Informational podcasts are a popular hobby.
Knowledge is power- and Spotify listeners are honestly sticking with it. We have noticed that interest in information podcasts has multiplied. That’s why we created a COVID -19 hub to help our customers discover everything in a single place. Listeners already have podcasts like Coronavirus: Fact vs. Fiction (CNN), Coronavirus Global Update (BBC), and Do Not Touch Your Face (Foreign Policy). The Gimlet display Science Vs also features some recent episodes on the COVID -19 outbreak.
Parents play tracking and podcasts for their kids.
Right now, moms and dads are facing a whole new challenge: making sure their kids are safe and entertained- and maybe even helping them explore – while they try to do their own chores. For this reason, we have seen a boom in streaming content for kids and families, especially titles that help kids fall asleep. In fact, both children’s shows and classic shows have seen an increase in the last week.

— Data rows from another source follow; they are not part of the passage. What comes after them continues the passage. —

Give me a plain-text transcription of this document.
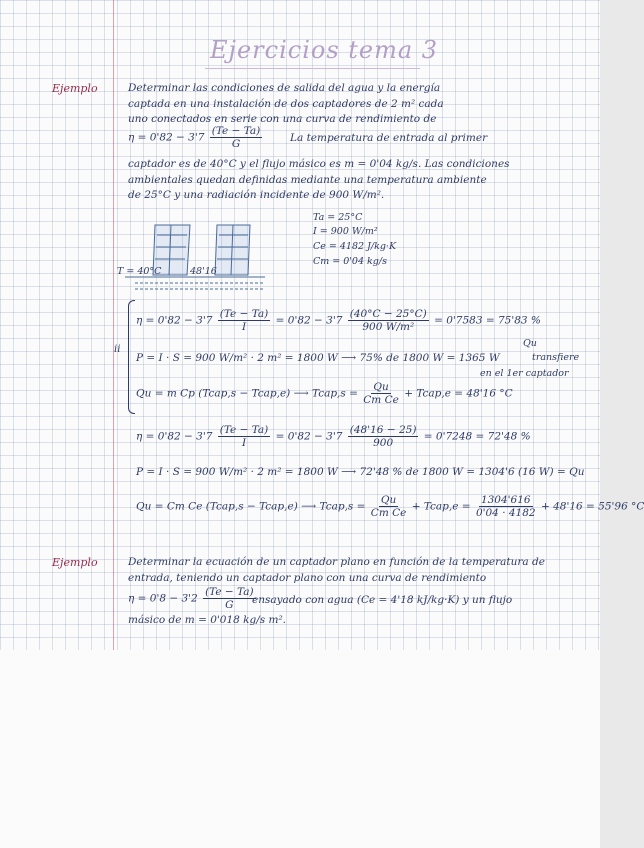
Ejercicios tema 3
Ejemplo	Determinar las condiciones de salida del agua y la energía
captada en una instalación de dos captadores de 2 m² cada
uno conectados en serie con una curva de rendimiento de
$\eta = 0'82 - 3'7 \frac{(Te - Ta)}{G}$	La temperatura de entrada al primer
captador es de 40°C y el flujo másico es m = 0'04 kg/s. Las condiciones
ambientales quedan definidas mediante una temperatura ambiente
de 25°C y una radiación incidente de 900 W/m².
T = 40°C	48'16
Ta = 25°C
I = 900 W/m²
Ce = 4182 J/kg·K
Cm = 0'04 kg/s
ii
$\eta = 0'82 - 3'7 \frac{(Te - Ta)}{I} = 0'82 - 3'7 \frac{(40^\circ C - 25^\circ C)}{\text{900 W/m²}} = 0'7583 = 75'83$ %
Qu
P = I · S = 900 W/m² · 2 m² = 1800 W ⟶ 75% de 1800 W = 1365 W	transfiere
en el 1er captador
Qu = m Cp (Tcap,s − Tcap,e) ⟶ Tcap,s = $\frac{Qu}{\text{Cm Ce}}$ + Tcap,e = 48'16 °C
$\eta = 0'82 - 3'7 \frac{(Te - Ta)}{I} = 0'82 - 3'7 \frac{(48'16 - 25)}{900} = 0'7248 = 72'48$ %
P = I · S = 900 W/m² · 2 m² = 1800 W ⟶ 72'48 % de 1800 W = 1304'6 (16 W) = Qu
Qu = Cm Ce (Tcap,s − Tcap,e) ⟶ Tcap,s = $\frac{Qu}{\text{Cm Ce}}$ + Tcap,e = $\frac{1304'616}{0'04 \cdot 4182} + 48'16 = 55'96$ °C
Ejemplo	Determinar la ecuación de un captador plano en función de la temperatura de
entrada, teniendo un captador plano con una curva de rendimiento
$\eta = 0'8 - 3'2 \frac{(Te - Ta)}{G}$
ensayado con agua (Ce = 4'18 kJ/kg·K) y un flujo
másico de m = 0'018 kg/s m².
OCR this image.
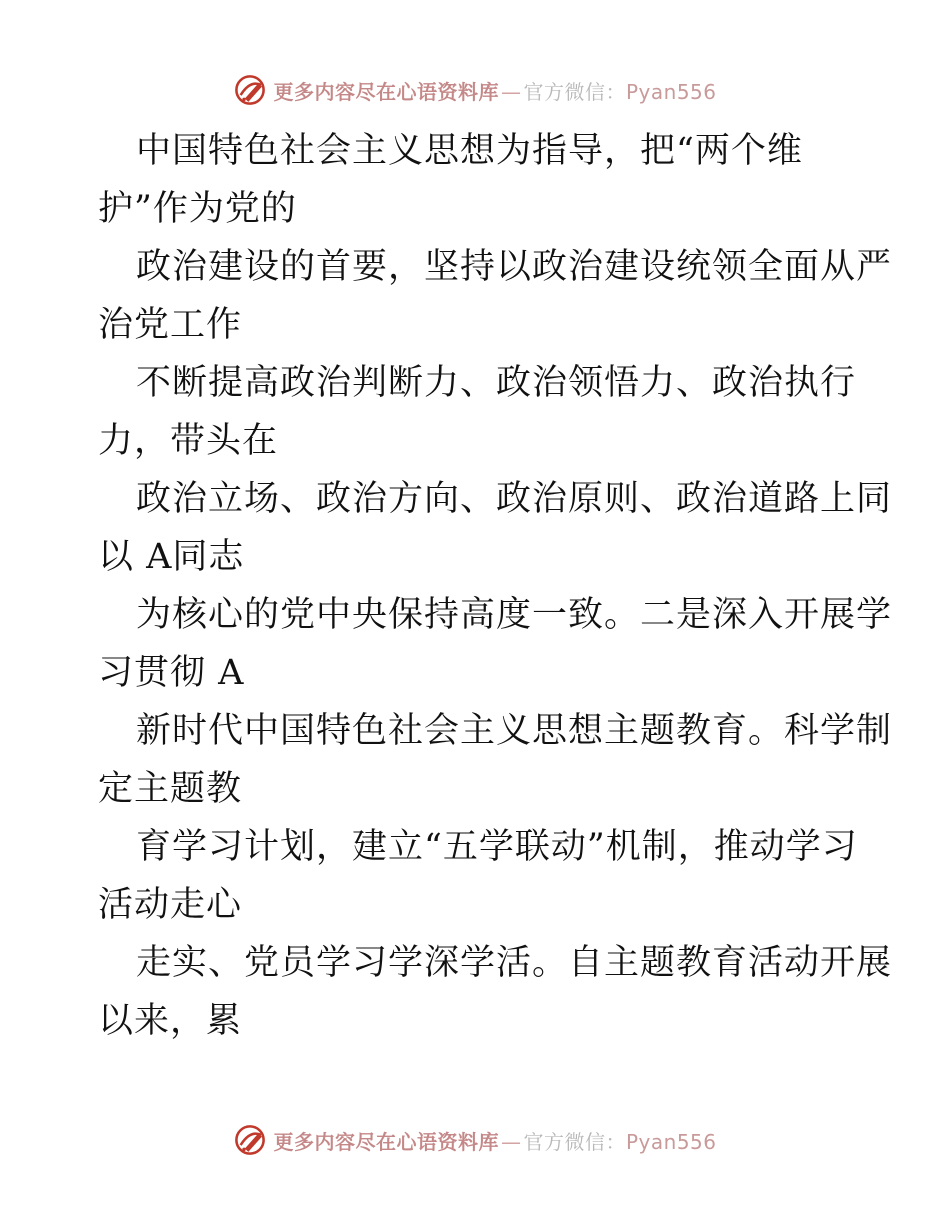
更多内容尽在心语资料库 — 官方微信：Pyan556
中国特色社会主义思想为指导，把“两个维
护”作为党的
政治建设的首要，坚持以政治建设统领全面从严
治党工作
不断提高政治判断力、政治领悟力、政治执行
力，带头在
政治立场、政治方向、政治原则、政治道路上同
以 A同志
为核心的党中央保持高度一致。二是深入开展学
习贯彻 A
新时代中国特色社会主义思想主题教育。科学制
定主题教
育学习计划，建立“五学联动”机制，推动学习
活动走心
走实、党员学习学深学活。自主题教育活动开展
以来，累
更多内容尽在心语资料库 — 官方微信：Pyan556
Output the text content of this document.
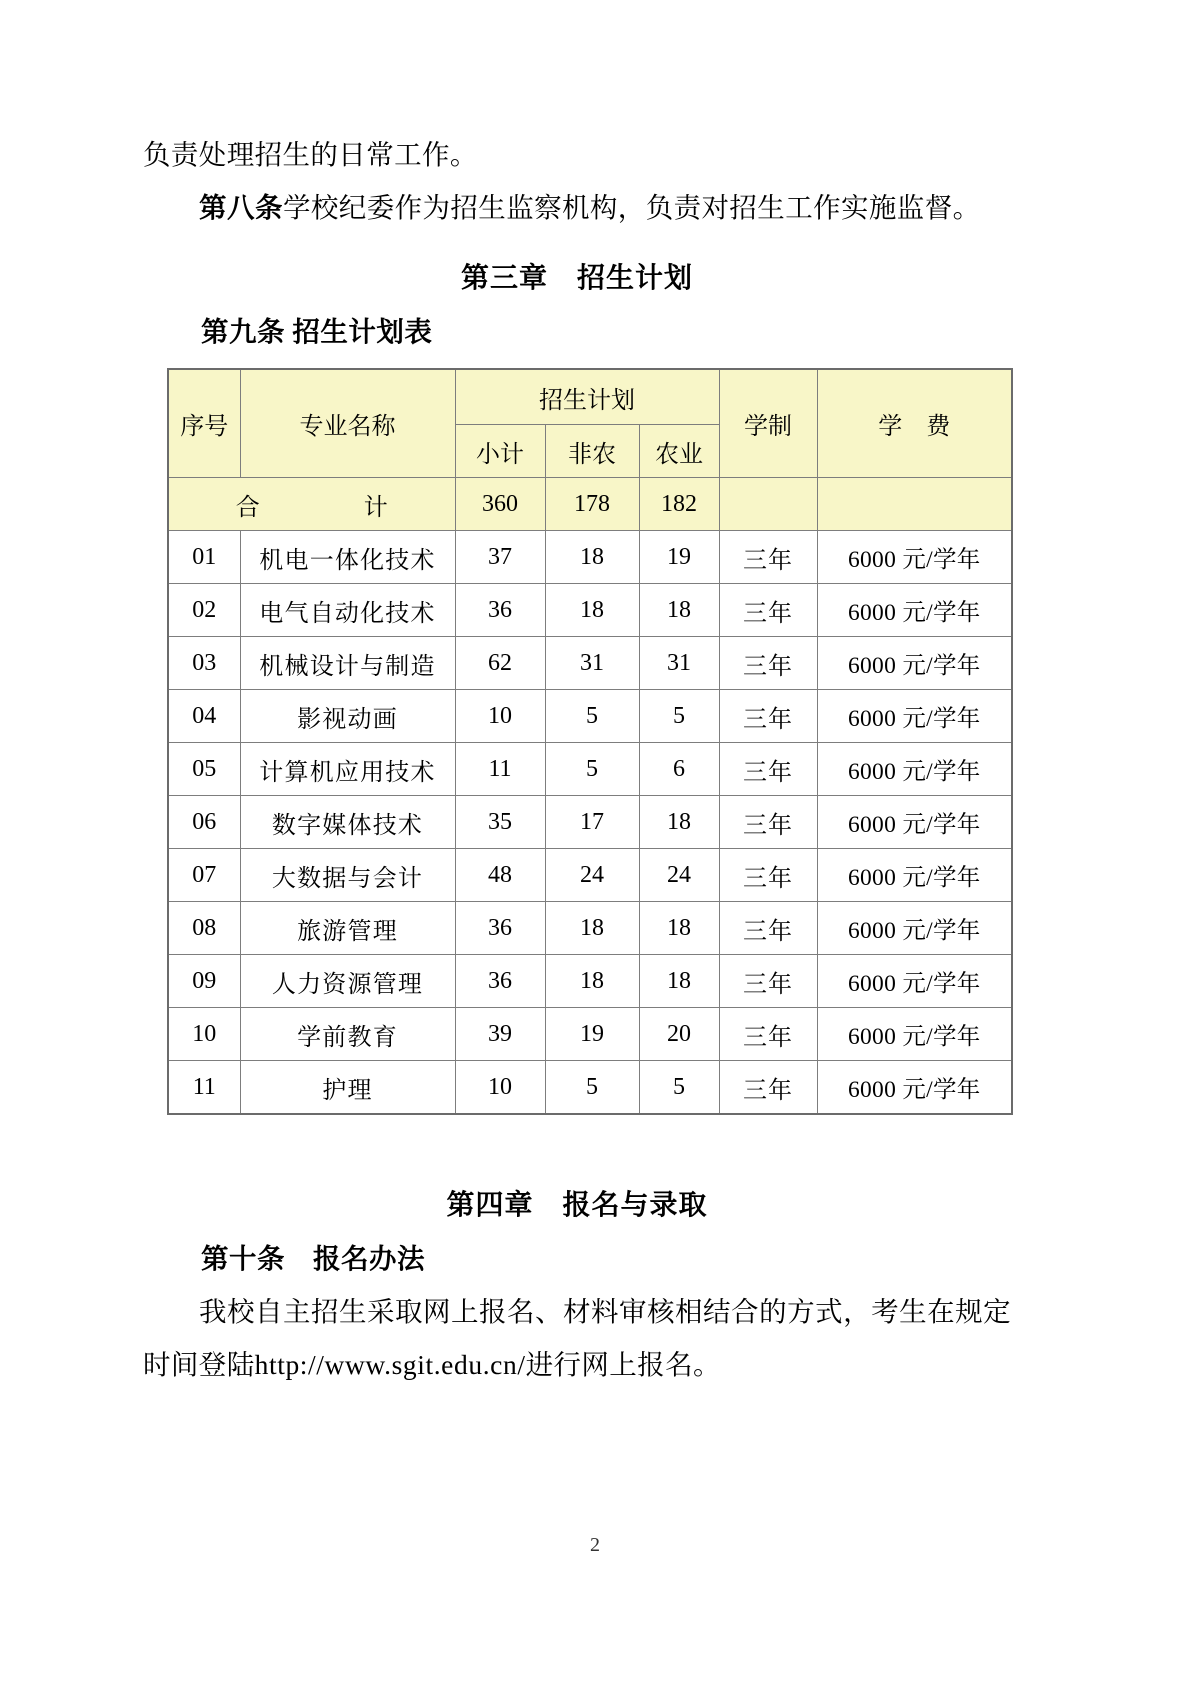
负责处理招生的日常工作。

第八条学校纪委作为招生监察机构，负责对招生工作实施监督。

第三章　招生计划
第九条 招生计划表
序号	专业名称	招生计划			学制	学　费
		小计	非农	农业		
合 计		360	178	182		
01	机电一体化技术	37	18	19	三年	6000 元/学年
02	电气自动化技术	36	18	18	三年	6000 元/学年
03	机械设计与制造	62	31	31	三年	6000 元/学年
04	影视动画	10	5	5	三年	6000 元/学年
05	计算机应用技术	11	5	6	三年	6000 元/学年
06	数字媒体技术	35	17	18	三年	6000 元/学年
07	大数据与会计	48	24	24	三年	6000 元/学年
08	旅游管理	36	18	18	三年	6000 元/学年
09	人力资源管理	36	18	18	三年	6000 元/学年
10	学前教育	39	19	20	三年	6000 元/学年
11	护理	10	5	5	三年	6000 元/学年
第四章　报名与录取
第十条　报名办法

我校自主招生采取网上报名、材料审核相结合的方式，考生在规定时间登陆http://www.sgit.edu.cn/进行网上报名。

2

Check out some of the best playlists and podcasts that moms and dads are streaming for kids.
Listeners are in a particularly “chill” mood.
During this time, we have also observed that the songs Spotify listeners are adding to their playlists are particularly “chill” – that is, they are particularly acoustic, less danceable, and have a lower volume than songs added earlier. Additionally, the tracks tend to be instrumental and include gadgets rather than vocals. Looking for your very own quiet inspiration? Check out the numerous playlists on our Chill shelf.
Playlist collaboration and social sharing are bringing people together.
We have seen a boom in collaborative playlists this holiday season, which allow people to connect over shared tracks and host digital jam classes together. (In case you did not know, here is an academic video on creating your own collaborative playlists to get you started). Spotify customers are also sharing more content than usual on their social networks, so their friends and fans can see what they are listening to from afar. Learn how to share your music of the moment on Snapchat or Instagram.
Artists who Livestream their performances are seeing a surge in listenership.
Now that stays are shifting, many artists are hosting live digital shows online. Afterward, listeners go to Spotify to hear the artists, giving them a comparable boost to artists who are usually only seen after live shows. James Blake, Indigo Girls, Ben Gibbard, Chloe x Halle, Code Orange, and Jewel are just a few of the many artists who have seen a surge in streaming numbers so far.
Podcasts and playlists help people stay healthy and nurture themselves.
Listeners are taking time for themselves and making their fitness and health a top priority. Last week, more people listened to podcasts in the Health & Fitness and Lifestyle & Health categories. Customers also streamed more podcasts with the words “cooking” or “recipes” in the title or description. In terms of playlists, customers are developing and following more exercise playlists than a month ago, and streams of running, yoga, nature, and meditation playlists are up.
The songs people sing on balconies are boosting streaming.
In Italy and Spain, people are singing a common song from their balconies and windows, mostly in honor of health care providers and emergency responders. Two of the songs sung in Italy are highly popular: Streams of “Abbracciame” increased 820% on March 13, and streams of “Azzurro” increased more than 715% on March 14. In Spain, streams of the 80s track “Resistiré” (I Will Resist), about the duo Dinamico, rose more than 435% from March 15, after movies of the event circulated on social media.